Verkoop dividendaandelen nooit in paniek
De Europese effectenbeurzen bekochten dit telkens met soortgelijke dalingen. Maar hoe verging het de dividendaandelen in de Verenigde Staten en Europa?
Los van het feit of oktober al dan niet de slechtste beursmaand sinds 2008 was, valt op dat tien jaar na de crisis de kloof tussen Wall Street en de Europese aandelenmarkten alleen maar groter is geworden. De Amerikanen zijn sterk in het exporteren van hun problemen. Zij lokten met hun rommelhypotheken de kredietcrisis uit, hun consumptie drijft de handelsoorlog met China op de spits – maar dat terzijde – et cetera.
Op de keper beschouwd hielden Europese aandelen in de maand oktober goed stand. Maar dat was begin dit jaar ook zo. Blikken we echter terug op de afgelopen tien jaar, dan kun je er niet omheen dat Amerikaanse aandelen de betere keuze waren. Vanwaar dit verschil?
Voorspoedige groei
De economieën van de Verenigde Staten kenden tussen 2008 en 2017 per saldo een voorspoedige groei. Het bruto binnenlands product steeg in de periode met 35%, ofwel op jaarbasis iets meer dan 3%. Die groeicijfers staan in schril contrast met de percentages van de eurozone. De nominale groei van de Europese economieën stokt op 6,4%. Dat komt nauwelijks overeen met een jaargemiddelde van 0,7%.

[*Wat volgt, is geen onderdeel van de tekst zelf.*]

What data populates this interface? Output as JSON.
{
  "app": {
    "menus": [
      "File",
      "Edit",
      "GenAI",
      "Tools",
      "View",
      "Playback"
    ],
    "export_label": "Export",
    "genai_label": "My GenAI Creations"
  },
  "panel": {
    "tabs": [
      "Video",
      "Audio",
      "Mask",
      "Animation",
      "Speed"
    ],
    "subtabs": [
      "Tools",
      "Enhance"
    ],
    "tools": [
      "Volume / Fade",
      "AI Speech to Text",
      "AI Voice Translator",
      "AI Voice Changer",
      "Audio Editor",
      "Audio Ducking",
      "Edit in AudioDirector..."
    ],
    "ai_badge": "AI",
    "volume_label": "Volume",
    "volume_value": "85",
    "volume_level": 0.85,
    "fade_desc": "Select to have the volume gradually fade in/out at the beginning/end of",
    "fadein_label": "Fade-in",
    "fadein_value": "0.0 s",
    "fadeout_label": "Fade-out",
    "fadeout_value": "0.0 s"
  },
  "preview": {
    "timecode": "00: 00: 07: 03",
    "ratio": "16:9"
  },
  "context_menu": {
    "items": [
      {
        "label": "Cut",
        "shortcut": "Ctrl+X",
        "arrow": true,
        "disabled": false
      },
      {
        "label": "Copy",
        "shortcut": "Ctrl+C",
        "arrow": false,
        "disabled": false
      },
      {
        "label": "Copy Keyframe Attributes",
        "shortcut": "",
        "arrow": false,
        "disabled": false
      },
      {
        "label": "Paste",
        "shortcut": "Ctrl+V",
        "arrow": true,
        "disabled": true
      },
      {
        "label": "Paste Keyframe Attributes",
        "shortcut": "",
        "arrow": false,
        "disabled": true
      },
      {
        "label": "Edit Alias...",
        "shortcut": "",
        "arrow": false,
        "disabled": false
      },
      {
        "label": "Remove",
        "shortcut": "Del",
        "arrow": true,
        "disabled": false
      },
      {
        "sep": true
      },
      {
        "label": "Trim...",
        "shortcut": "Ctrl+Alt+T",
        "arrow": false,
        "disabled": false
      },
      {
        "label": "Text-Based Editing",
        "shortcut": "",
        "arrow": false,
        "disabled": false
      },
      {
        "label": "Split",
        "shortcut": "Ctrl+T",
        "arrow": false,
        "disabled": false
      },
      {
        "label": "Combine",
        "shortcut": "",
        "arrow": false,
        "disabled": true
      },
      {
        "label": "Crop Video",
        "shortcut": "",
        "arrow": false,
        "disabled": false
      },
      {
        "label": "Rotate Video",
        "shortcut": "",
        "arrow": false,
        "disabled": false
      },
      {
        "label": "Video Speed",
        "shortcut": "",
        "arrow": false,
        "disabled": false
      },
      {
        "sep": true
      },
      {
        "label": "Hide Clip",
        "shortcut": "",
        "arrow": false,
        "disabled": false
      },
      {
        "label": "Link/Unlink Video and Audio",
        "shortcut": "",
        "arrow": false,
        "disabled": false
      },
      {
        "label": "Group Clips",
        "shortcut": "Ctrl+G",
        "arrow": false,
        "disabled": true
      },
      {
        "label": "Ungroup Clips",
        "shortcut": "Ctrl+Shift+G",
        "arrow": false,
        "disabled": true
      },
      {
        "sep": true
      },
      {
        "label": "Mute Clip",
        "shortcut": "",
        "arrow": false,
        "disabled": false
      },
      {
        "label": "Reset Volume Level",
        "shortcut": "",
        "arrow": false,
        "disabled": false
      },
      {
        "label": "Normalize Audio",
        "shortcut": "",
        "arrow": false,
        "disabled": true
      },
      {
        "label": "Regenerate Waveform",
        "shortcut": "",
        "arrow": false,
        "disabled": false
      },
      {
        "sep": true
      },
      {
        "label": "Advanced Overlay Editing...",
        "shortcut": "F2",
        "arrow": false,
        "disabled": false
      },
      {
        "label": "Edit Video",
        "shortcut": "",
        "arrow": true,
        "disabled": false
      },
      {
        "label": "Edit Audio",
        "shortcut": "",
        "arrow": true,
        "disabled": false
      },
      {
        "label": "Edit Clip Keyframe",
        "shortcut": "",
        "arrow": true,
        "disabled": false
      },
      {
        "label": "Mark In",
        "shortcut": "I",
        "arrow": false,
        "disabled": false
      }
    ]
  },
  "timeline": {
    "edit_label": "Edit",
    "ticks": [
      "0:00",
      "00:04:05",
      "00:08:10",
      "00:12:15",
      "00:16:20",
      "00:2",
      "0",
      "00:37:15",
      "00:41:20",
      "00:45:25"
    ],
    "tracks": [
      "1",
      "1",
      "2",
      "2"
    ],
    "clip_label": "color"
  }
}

De crisis met Amerikaanse rommelhypotheken kwam in Europa hard aan. Net als in de Verenigde Staten gingen ook bij ons banken kopje onder, maar een jaar later barstte op de koop toe de eurocrisis los. Dat was het startschot van een langdurige economische crisis in Europa. Het grote verschil zat hem in de aanpak van de crisis. Waar in Europa politici, ondanks miljoenenwerkloosheid, bleven hameren op de vermindering van staatsschulden en begrotingstekorten, besloten Amerikaanse beleidsmakers met hun Keynesiaanse aanpak om de reële economie te stimuleren. Ze hadden snel door dat de kredietcrisis ook buiten de financiële wereld verstrekkende gevolgen zou hebben.
Moeizaam herstel
Het moeizame herstel van de Europese economieën is ook te zien op de effectenbeurzen. Zoals bovenstaande grafiek toont, gaapt er een behoorlijke rendementskloof tussen de Europese aandelenmarkten en Wall Street, ook na valutacorrectie. Dat verschil is voornamelijk toe te schrijven aan de betere winstgroei van Amerikaanse bedrijven. Maar het komt ook op het conto van de ondermaatse prestaties van Europese financiële instellingen. De bankensector heeft zwaar te lijden onder het monetaire beleid van de Europese Centrale Bank.
Het feit dat het economische herstel in Europa mondjesmaat vordert, wordt ook waargenomen op strategieniveau. Het overrendement van Europese dividendstrategieën is over de afgelopen tien jaar drie keer zo hoog. Dat is in hoofdzaak een gevolg van de voorspoedige economische groei in de Verenigde Staten. Beleggers leggen daar meer risicobereidheid aan de dag. Hierdoor stijgen hoogvolatiele aandelen en groeiwaarden sneller dan laagvolatiele aandelen of dividendaandelen.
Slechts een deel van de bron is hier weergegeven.